Il messaggio di Putin all'Ovest e tutti i passi verso l'escalation

L'attacco dice che Mosca non sta scherzando. Europa e Usa si chiedano se sono pronte a intervenire sul campo

Il messaggio di Putin all'Ovest e tutti i passi verso l'escalation

Trenta missili per metterci alla prova. Trentacinque missili per farci capire che non si scherza più. Un raid e due avvertimenti che la Nato e l'Europa non possono ignorare. A soli 25 chilometri del centro di addestramento di Leopoli disintegrato dalle testate russe corre infatti il confine con la Polonia. E lungo quel confine passa il Rubicone disegnato dall'articolo 5 della Nato. Quell'articolo non è soltanto un simbolico flatus vocis, ma bensì lo spartiacque decisivo capace di trasformare un attacco a Varsavia in una guerra di tutta l'Alleanza contro la Russia.

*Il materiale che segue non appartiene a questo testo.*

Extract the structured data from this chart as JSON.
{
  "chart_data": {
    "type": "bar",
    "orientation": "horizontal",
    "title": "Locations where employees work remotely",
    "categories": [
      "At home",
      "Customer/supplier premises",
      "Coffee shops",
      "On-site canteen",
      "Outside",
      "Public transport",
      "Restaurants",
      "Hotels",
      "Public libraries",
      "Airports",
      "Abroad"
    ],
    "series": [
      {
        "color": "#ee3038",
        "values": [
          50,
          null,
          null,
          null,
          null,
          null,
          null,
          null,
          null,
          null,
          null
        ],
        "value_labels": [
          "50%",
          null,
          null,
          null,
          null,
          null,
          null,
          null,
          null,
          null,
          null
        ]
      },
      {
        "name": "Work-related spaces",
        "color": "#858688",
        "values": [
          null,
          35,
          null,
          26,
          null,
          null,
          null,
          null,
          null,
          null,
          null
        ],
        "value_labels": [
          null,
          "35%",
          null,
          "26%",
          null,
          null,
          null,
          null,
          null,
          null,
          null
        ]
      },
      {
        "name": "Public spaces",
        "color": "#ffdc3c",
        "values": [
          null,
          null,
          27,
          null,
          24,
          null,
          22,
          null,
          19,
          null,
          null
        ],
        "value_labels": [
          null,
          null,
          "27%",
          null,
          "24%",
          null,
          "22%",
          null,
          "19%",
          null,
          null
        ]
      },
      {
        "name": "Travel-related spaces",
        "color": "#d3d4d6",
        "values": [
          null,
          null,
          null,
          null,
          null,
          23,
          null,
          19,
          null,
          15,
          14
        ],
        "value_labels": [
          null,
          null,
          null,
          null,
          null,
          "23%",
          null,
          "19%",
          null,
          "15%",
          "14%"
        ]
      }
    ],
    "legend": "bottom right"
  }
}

Un «Rubicone» rammentato drammaticamente dal portavoce del Pentagono John Kirby pronto, ieri, a ricordare agli alleati che «un attacco armato contro uno è un attacco contro tutti». Proprio per questo la durissima minaccia di Mosca va presa con estrema serietà e consapevolezza. I giochi, insomma, sono finiti. Le capitali europee, d'intesa con Londra e Washington, non possono più chiedersi soltanto se sono disposte ad aiutare l'Ucraina. Devono, a questo punto, domandarsi se sono pronte ad accettare che i propri soldati e i propri cittadini muoiano per fermare Mosca. E devono farlo senza fraintendimenti. Anche perché Mosca stavolta ha prima avvertito, poi colpito e infine rilanciato la minaccia. Per capirlo basta riavvolgere il film dell'attacco al centro di Yavoriv. A partire dai luoghi, ovvero da uno scenario decisamente cruciale.

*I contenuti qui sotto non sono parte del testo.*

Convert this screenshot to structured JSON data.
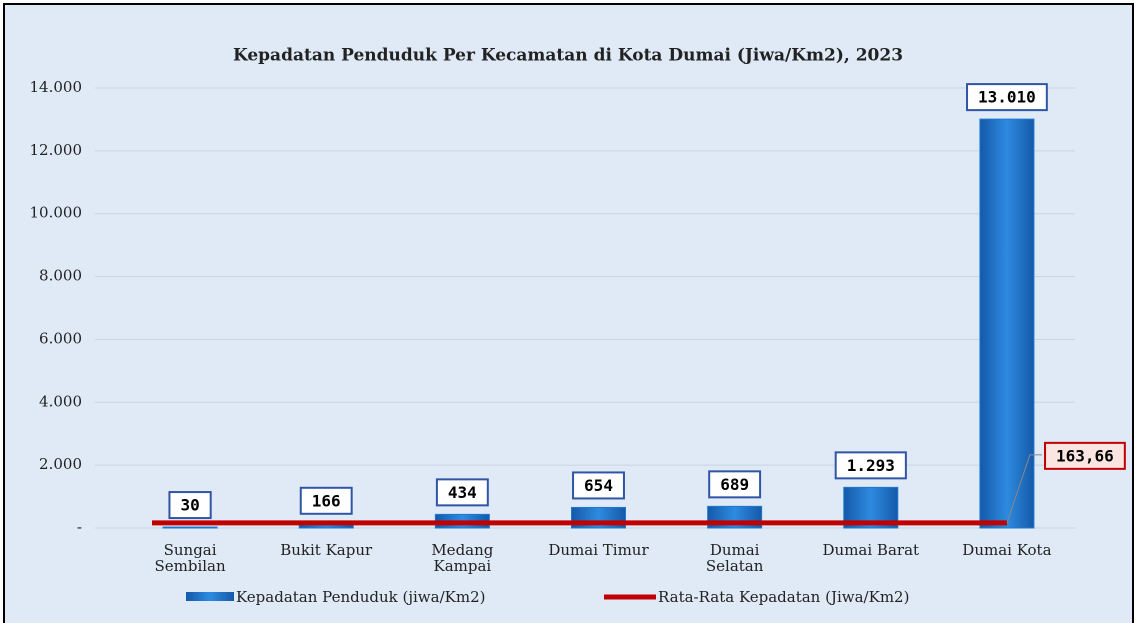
{
  "chart_data": {
    "type": "bar",
    "title": "Kepadatan Penduduk Per Kecamatan di Kota Dumai (Jiwa/Km2), 2023",
    "categories": [
      [
        "Sungai",
        "Sembilan"
      ],
      [
        "Bukit Kapur"
      ],
      [
        "Medang",
        "Kampai"
      ],
      [
        "Dumai Timur"
      ],
      [
        "Dumai",
        "Selatan"
      ],
      [
        "Dumai Barat"
      ],
      [
        "Dumai Kota"
      ]
    ],
    "series": [
      {
        "name": "Kepadatan Penduduk (jiwa/Km2)",
        "type": "bar",
        "color": "#1f78d1",
        "values": [
          30,
          166,
          434,
          654,
          689,
          1293,
          13010
        ],
        "value_labels": [
          "30",
          "166",
          "434",
          "654",
          "689",
          "1.293",
          "13.010"
        ]
      },
      {
        "name": "Rata-Rata Kepadatan (Jiwa/Km2)",
        "type": "line",
        "color": "#c00000",
        "values": [
          163.66,
          163.66,
          163.66,
          163.66,
          163.66,
          163.66,
          163.66
        ],
        "value_labels": [
          null,
          null,
          null,
          null,
          null,
          null,
          "163,66"
        ]
      }
    ],
    "ylim": [
      0,
      14000
    ],
    "yticks": [
      {
        "value": 0,
        "label": "-"
      },
      {
        "value": 2000,
        "label": "2.000"
      },
      {
        "value": 4000,
        "label": "4.000"
      },
      {
        "value": 6000,
        "label": "6.000"
      },
      {
        "value": 8000,
        "label": "8.000"
      },
      {
        "value": 10000,
        "label": "10.000"
      },
      {
        "value": 12000,
        "label": "12.000"
      },
      {
        "value": 14000,
        "label": "14.000"
      }
    ],
    "grid": true,
    "legend": "bottom"
  }
}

Leopoli è il capoluogo di quei territori occidentali dell'Ucraina che, per ragioni storiche e politiche, restano al di fuori dalle mire del Cremlino. Quindi, in teoria, non dovrebbe venir colpita. A far la differenza contribuiscono due elementi. Il primo è la contiguità con quella frontiera polacca da cui passano le armi promesse dai paesi della Nato (Italia compresa) all'Ucraina. Nei sospetti di Mosca quella contiguità fa di Leopoli non solo il punto d'arrivo, ma anche il centro di smistamento dei carichi di armi e munizioni. Carichi che dribblano i pattugliamenti russi e raggiungono le zone del fronte grazie alle informazioni satellitari garantite dall'intelligence occidentale. Non a caso solo 12 ore prima del micidiale raid missilistico, il Cremlino mette in guardia Washington ed i suoi alleati. «Avvisiamo gli Stati Uniti - ammonisce il viceministro degli Esteri russo, Sergei Ryabkov - inviare armi dai vari paesi pronti a stare al gioco non è soltanto una mossa pericolosa, ma un'azione che trasforma quei convogli in obbiettivi legittimi». Come dire siamo pronti a colpire chiunque partecipi a quelle spedizioni.

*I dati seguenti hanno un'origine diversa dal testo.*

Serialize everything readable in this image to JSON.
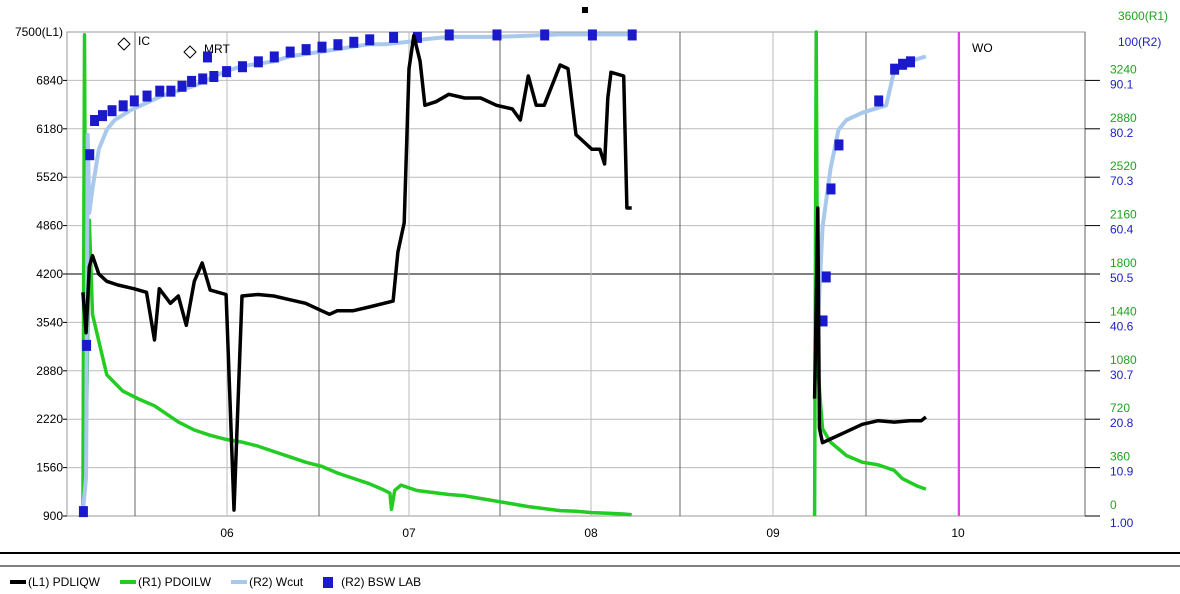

E qui arriviamo al secondo elemento critico dello scenario ovvero il centro di addestramento di Yavoriv colpito dai missili russi. Nella base - conosciuta con il nome un po' paradossale di «Centro internazionale per la sicurezza e il mantenimento della Pace» - lavoravano, fino allo scorso febbraio, gli istruttori della Guardia Nazionale statunitense, dell'esercito britannico e di altre forze della Nato impegnate a formare le unità dell'esercito ucraino. Dopo il rientro degli addestratori Nato l'infrastruttura è diventata - come dimostra la presenza di numerosi europei e stranieri tra le vittime del raid - il punto di ritrovo dei circa 20mila «volontari provenienti da 52 paesi diversi» pronti, secondo il ministro degli esteri ucraino Dmytro Kuleba, a combattere per Kiev. Ma questo flusso di «volontari» - legittimati dal via libera concesso da due donne ai vertici della politica europea come la segretaria agli esteri di Sua Maestà Liz Truss e la premier danese Mette Frederiksen - insospettisce non poco il Cremlino. Agli occhi di Mosca tra quei «volontari» si nascondono militari delle forze speciali mandati a garantire il coordinamento dei convogli o a continuare, sotto mentite spoglie, l'addestramento delle forze di Kiev.

«Abbiamo ucciso mercenari stranieri, distrutto armi straniere e continueremo a eliminare i mercenari stranieri

arrivati in Ucraina»,- ripeteva ieri il ministero della Difesa di Mosca. Insomma a giudicare non solo dalle parole, ma anche dai fatti le rappresaglie non si fermeranno qui. Per questo da ieri il Rubicone è sempre più stretto.